Background: The ultimate emergence of multidrug resistance remains a severe limitation of chemotherapy treatment for patients with cancer. The best-characterized cause of drug resistance involves the overexpression of P-glycoprotein (Pgp), which decreases the intracellular accumulation of chemotherapeutic agents in drug-resistant cancer cells. Thus, Pgp has become an attractive potential target for treating chemotherapy-resistant cancer, but the outcomes of using chemotherapy in combination with Pgp inhibitors in clinical trials to date have been disappointing.
Objective: We herein examine the relationship between Pgp and drug resistance and update the strategies for overcoming drug resistance by targeting Pgp, with a special focus on the recent progress in the area of preventing the development of drug resistance by targeting Pgp both in vitro and in vivo. Given the essential roles of drug-resistant cancer models in these investigations, commonly used approaches for establishing drug-resistant models in the laboratory are also addressed.

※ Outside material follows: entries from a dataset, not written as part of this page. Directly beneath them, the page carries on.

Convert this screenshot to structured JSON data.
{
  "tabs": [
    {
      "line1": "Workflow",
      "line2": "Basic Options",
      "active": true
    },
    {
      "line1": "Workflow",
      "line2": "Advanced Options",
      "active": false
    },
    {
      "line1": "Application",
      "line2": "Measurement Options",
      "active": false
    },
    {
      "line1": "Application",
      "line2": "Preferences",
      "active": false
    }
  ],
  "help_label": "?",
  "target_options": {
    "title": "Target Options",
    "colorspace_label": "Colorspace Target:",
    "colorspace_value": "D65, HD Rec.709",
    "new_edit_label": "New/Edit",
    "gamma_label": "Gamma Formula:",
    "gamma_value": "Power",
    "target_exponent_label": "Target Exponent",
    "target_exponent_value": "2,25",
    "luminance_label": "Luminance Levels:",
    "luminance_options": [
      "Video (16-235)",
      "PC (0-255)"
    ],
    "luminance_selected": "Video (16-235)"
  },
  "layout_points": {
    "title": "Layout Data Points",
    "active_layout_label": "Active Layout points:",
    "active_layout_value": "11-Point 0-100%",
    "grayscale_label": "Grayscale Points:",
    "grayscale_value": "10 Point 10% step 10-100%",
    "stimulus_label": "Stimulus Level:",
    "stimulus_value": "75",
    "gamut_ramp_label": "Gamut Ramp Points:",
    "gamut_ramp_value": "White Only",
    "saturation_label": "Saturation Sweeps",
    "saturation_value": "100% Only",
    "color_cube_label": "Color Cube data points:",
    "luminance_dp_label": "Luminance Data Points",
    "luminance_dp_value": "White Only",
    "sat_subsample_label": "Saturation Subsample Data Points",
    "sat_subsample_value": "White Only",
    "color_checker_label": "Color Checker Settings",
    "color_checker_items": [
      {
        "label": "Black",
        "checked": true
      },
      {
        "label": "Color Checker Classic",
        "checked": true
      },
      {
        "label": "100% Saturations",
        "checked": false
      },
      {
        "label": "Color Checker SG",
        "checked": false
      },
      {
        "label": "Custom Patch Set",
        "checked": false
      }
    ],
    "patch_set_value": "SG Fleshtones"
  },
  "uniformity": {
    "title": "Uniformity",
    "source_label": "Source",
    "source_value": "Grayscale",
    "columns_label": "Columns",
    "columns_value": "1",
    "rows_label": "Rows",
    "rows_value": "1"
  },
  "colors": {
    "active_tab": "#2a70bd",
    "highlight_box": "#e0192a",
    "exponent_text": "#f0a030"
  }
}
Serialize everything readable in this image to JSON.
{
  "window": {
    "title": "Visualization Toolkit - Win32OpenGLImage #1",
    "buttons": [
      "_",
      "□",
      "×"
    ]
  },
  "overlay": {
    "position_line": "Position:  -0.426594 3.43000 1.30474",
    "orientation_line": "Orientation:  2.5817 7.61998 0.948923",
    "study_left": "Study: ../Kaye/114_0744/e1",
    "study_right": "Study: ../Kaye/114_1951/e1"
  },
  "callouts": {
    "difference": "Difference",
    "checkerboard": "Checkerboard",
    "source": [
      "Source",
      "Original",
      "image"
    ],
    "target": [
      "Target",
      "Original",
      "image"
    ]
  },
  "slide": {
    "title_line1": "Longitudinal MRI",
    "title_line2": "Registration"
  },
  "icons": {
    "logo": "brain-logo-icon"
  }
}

Conclusion: Considering the roles of Pgp in normal physiological conditions and its appreciated roles in detoxification, the currently available Pgp inhibitors undoubtedly cannot be used to reverse drug resistance in the clinic. Although agents that target Pgp to prevent and/or reverse drug resistance are not beneficial at the doses used in the laboratory when administered to patients with cancer who are enrolled in clinical trials, compounds targeting Pgp are widely acknowledged to be promising for circumventing drug resistance.